The transaction was treated as an asset acquisition as the assets acquired did not meet the definition of a business. ASC 805-10-55 states that if substantially all the fair value of the gross assets acquired is concentrated in a single identifiable asset or group of similar identifiable assets, the set is not considered a business. Since the gross assets acquired are concentrated on a single identifiable asset, MAU868, the transaction was accounted for as an asset acquisition. In accordance with accounting guidance, costs incurred in obtaining technology licenses are charged to research and development expense if the technology licensed has not reached technological feasibility and has no alternative future use.
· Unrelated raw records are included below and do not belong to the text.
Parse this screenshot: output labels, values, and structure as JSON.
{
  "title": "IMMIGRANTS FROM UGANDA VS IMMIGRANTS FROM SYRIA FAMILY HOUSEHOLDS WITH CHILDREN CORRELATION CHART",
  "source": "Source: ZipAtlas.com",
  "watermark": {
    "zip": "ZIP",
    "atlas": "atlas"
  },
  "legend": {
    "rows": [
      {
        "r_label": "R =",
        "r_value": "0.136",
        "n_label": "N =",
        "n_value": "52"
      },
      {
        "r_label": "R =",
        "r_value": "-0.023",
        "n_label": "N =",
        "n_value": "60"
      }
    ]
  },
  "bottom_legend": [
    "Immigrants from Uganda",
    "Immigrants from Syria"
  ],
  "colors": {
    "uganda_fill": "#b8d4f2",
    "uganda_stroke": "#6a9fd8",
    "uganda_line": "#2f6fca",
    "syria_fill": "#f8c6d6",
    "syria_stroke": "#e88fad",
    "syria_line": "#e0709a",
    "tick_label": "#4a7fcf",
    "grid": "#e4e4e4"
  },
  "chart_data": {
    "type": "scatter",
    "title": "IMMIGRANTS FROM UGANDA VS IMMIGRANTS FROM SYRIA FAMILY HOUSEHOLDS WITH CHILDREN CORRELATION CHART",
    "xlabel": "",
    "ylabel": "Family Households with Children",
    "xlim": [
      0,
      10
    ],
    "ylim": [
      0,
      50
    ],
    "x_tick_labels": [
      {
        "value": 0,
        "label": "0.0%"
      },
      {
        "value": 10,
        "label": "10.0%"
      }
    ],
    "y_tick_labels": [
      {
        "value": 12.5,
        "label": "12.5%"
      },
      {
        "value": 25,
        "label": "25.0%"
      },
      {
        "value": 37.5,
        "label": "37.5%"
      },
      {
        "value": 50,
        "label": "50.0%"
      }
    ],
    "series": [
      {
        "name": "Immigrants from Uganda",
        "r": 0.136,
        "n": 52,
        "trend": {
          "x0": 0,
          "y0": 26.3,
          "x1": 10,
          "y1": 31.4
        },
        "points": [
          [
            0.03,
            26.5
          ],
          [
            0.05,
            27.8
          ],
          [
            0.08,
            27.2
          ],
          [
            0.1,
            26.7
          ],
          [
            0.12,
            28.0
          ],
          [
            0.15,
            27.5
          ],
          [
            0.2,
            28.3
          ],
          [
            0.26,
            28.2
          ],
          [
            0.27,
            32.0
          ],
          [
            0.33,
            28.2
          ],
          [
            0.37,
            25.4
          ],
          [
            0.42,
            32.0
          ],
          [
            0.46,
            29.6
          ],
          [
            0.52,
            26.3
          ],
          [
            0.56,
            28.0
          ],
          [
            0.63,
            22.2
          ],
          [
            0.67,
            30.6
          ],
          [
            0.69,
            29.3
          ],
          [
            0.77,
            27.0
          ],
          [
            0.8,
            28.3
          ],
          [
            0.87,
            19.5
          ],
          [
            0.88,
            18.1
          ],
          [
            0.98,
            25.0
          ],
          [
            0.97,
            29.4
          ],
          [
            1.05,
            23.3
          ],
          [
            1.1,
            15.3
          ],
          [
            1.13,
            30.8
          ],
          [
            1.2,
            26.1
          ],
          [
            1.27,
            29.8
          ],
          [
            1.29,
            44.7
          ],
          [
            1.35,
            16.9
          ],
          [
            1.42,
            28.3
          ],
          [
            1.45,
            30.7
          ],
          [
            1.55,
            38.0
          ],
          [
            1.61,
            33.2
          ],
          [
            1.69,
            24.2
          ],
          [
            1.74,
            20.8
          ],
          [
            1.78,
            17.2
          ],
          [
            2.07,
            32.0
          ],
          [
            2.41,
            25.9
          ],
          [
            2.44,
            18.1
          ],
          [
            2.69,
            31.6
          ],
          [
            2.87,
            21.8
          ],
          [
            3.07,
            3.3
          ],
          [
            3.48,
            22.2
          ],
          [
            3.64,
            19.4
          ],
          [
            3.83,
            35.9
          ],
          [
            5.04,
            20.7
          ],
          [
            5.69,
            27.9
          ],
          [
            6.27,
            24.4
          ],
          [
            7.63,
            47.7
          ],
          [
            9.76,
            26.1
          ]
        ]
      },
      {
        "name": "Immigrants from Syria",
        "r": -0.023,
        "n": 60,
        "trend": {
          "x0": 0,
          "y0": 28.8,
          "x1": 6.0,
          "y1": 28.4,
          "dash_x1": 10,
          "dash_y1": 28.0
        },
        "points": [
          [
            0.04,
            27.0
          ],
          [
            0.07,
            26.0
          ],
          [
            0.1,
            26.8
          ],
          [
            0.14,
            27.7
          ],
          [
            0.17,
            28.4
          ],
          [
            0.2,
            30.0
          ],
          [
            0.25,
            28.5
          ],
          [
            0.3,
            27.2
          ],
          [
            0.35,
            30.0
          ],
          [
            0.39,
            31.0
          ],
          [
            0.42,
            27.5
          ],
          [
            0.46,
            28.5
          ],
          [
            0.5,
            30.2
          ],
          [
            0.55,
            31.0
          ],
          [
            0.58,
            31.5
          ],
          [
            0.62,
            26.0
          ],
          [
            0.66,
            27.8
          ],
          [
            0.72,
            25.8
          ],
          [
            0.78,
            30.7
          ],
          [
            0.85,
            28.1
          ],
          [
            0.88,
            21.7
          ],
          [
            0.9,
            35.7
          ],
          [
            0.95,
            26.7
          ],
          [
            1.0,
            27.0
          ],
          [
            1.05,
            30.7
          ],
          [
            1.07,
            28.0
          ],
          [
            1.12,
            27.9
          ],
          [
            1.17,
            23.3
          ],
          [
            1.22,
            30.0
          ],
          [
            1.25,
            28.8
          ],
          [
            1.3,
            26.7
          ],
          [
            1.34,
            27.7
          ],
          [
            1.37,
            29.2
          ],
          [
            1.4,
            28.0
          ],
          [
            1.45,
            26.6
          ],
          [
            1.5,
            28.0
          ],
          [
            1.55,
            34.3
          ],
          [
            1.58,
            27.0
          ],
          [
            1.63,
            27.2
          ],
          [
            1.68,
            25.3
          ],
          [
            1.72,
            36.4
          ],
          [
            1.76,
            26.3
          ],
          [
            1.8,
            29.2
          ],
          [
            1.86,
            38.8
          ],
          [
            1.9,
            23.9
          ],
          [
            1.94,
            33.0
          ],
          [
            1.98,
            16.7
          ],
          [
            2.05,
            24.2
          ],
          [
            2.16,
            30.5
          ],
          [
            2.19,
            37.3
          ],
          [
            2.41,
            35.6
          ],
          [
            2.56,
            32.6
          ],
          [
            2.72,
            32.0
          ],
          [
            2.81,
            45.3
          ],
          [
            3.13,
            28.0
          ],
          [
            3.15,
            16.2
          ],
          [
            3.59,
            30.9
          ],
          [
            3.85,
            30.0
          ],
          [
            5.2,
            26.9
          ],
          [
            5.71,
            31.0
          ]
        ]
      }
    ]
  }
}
The assets purchased from Amplyx require substantial completion of research and development, regulatory and marketing approval efforts in order to reach technological feasibility. Accordingly, the acquisition cost of $7.0 million was recorded as research and development expense in the statement of operations for the year ended December 31, 2021.

 

In connection with the Amplyx asset purchase, Amplyx assigned the Exclusive License Agreement between Amplyx and Novartis (the Novartis License) and Manufacturing and Supply Agreements to the Company. Under the Novartis License Agreement, the Company has exclusive worldwide rights from Novartis to develop, manufacture and commercialize MAU868. The Company will be solely responsible for all research, development, regulatory, manufacturing and commercialization activities of MAU868.

 

Under the Amplyx Agreement, the Company is obligated to make future milestone payments to Amplyx and Novartis totaling up to approximately $76.0 million, contingent upon the achievement of various clinical development and regulatory milestones. Of this total, the Company has recognized $2.0 million of future milestone payments to Novartis as assumed liabilities upon acquisition. In the event that MAU868 is commercialized, the Company is obligated to pay to Amplyx and Novartis royalties based on net sales by country and by product.